The rover’s latest findings suggest that for the past few months, it has been driving over rocks that once formed from magma or lava. The research team also concluded that the rocks in the crater have been in contact with water multiple times in their geological history — and some contain organic molecules.
Perseverance has been on Mars for less than a year, but it’s already taking important steps in helping us understand the Red Planet. Among its suite of instruments is also a robotic arm that can abrade or grind rock surfaces, allowing other instruments to study them in detail. The PIXL instrument, or Planetary Instrument for X-ray Lithochemistry, enables the rover to rapidly measure elemental chemistry at sub-millimeter scales by focusing an X-ray beam on a surface and analyzing the induced X-ray fluorescence.
The area that researchers are eager to investigate in detail is Jezero Crater, which is thought to contain a delta — a fan-shaped area at the mouth, or lower end, of a river, as it enters another body of water such as a lake or sea. But some believed the area wasn’t a delta shaped by rivers at all, but rather a geological structure shaped by a different flowing body: lava.

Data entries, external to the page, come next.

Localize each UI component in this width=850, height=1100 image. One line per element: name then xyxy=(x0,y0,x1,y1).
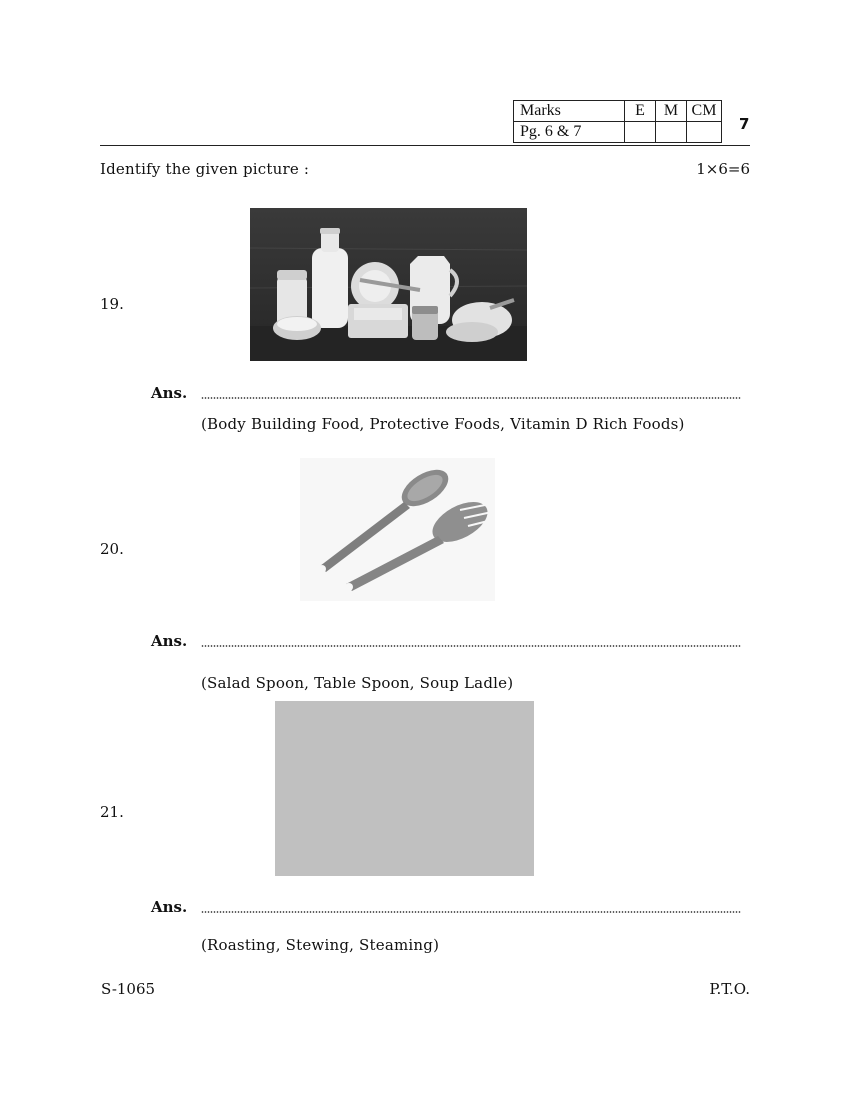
marks-label: Marks xyxy=(514,101,625,122)
page-number: 7 xyxy=(739,115,750,133)
marks-table xyxy=(513,100,722,143)
answer-hint: (Salad Spoon, Table Spoon, Soup Ladle) xyxy=(201,674,514,692)
pto-label: P.T.O. xyxy=(709,980,750,998)
wooden-salad-servers-photo xyxy=(300,458,495,601)
answer-line xyxy=(201,911,741,913)
ans-label: Ans. xyxy=(151,384,188,402)
answer-hint: (Roasting, Stewing, Steaming) xyxy=(201,936,440,954)
question-number: 21. xyxy=(100,803,124,821)
col-m-cell xyxy=(656,122,687,143)
question-number: 20. xyxy=(100,540,124,558)
question-number: 19. xyxy=(100,295,124,313)
ans-label: Ans. xyxy=(151,898,188,916)
col-e-cell xyxy=(625,122,656,143)
pages-label: Pg. 6 & 7 xyxy=(514,122,625,143)
dairy-products-photo xyxy=(250,208,527,361)
col-m-header: M xyxy=(656,101,687,122)
ans-label: Ans. xyxy=(151,632,188,650)
instruction-text: Identify the given picture : xyxy=(100,160,310,178)
answer-hint: (Body Building Food, Protective Foods, Vitamin D Rich Foods) xyxy=(201,415,685,433)
col-e-header: E xyxy=(625,101,656,122)
header-rule xyxy=(100,145,750,146)
marks-formula: 1×6=6 xyxy=(696,160,750,178)
col-cm-cell xyxy=(687,122,722,143)
paper-code: S-1065 xyxy=(101,980,156,998)
image-placeholder xyxy=(275,701,534,876)
answer-line xyxy=(201,645,741,647)
answer-line xyxy=(201,397,741,399)
col-cm-header: CM xyxy=(687,101,722,122)
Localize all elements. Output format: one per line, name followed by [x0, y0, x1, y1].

The mystery of what this structure actually is was haunting researchers for quite some time.
“I was beginning to despair we would never find the answer,” said Perseverance Project Scientist Ken Farley of Caltech in Pasadena. “But then our PIXL instrument got a good look at the abraded patch of a rock from the area nicknamed ‘South Séítah,’ and it all became clear: The crystals within the rock provided the smoking gun.”
Perseverance’s PIXL analysis showed that the rock contains an abundance of large olivine crystals engulfed in pyroxene crystals — two types of minerals that are clear indicators of magma. Furthermore, researchers can now know that this was magma that cooled down slowly.
Both olivine and pyroxene are “at home” at high temperatures and pressures, and are unstable on the surface. If magma containing the right chemistry to form these crystals cools down quickly, only small crystals will form — or if it cools really quickly, no crystals at all will form. In order for large crystals (such as the ones observed by Perseverance) to take shape, the magma needs to cool down slowly.
“A good geology student will tell you that such a texture indicates the rock formed when crystals grew and settled in a slowly cooling magma – for example a thick lava flow, lava lake, or magma chamber,” said Farley. “The rock was then altered by water several times, making it a treasure trove that will allow future scientists to date events in Jezero, better understand the period in which water was more common on its surface, and reveal the early history of the planet. Mars Sample Return is going to have great stuff to choose from!”
However, the rover didn’t survey rocks from the delta itself, but rather baseline rocks from the surrounding terrain, and there are still questions regarding how the area formed. For instance, the rocks may have not formed at the surface, but rather in a subterranean chamber that was later exposed by erosion. Overall, although this new evidence is tantalizing, it’s still not clear what it all means.
“This was completely unexpected, and we are struggling to understand what it means,” Farley said. “But I will speculate that this is not likely the original crater floor. From the diameter of this crater, we expect the original crater floor is significantly deeper than where we are right now.”
So far, Perseverance has collected 4 rock samples — NASA has plans to collect up to 37 more. The plan is to send these samples back to Earth where they will be analyzed in more detail.
NASA also released the first radargram obtained from Mars. Perseverance is equipped with a radar that can help researchers study the subsurface of the planet. RIMFAX (Radar Imager for Mars’ Subsurface Experiment) creates a “radargram” of subsurface features up to about 33 feet (10 meters) deep.
NASA also released results obtained with its SHERLOC (Scanning Habitable Environments with Raman & Luminescence for Organics & Chemicals) instrument. Essentially, SHERLOC looks for carbon-containing organic molecules — and it found some. This doesn’t mean that these are signs of life (biosignatures), as there are both biological and non-biological organic molecules, but it shows that the Martian environment had, at least at some point, water and potentially life-breeding conditions.
While not necessarily a new idea, Perseverance allows us to understand the conditions on Mars better than ever before.
“Curiosity also discovered organics at its landing site within Gale Crater,” said Luther Beegle, SHERLOC principal investigator at NASA’s Jet Propulsion Laboratory in Southern California. “What SHERLOC adds to the story is its capability to map the spatial distribution of organics inside rocks and relate those organics to minerals found there. This helps us understand the environment in which the organics formed. More analysis needs to be done to determine the method of production for the identified organics.”
The question of whether or not life existed (or exists) on Mars is still not clear, but finding organic molecules is still extremely exciting, Beegle concludes.
“This is a question that may not be solved until the samples are returned to Earth, but the preservation of organics is very exciting. When these samples are returned to Earth, they will be a source of scientific inquiry and discovery for many years,” Beegle said.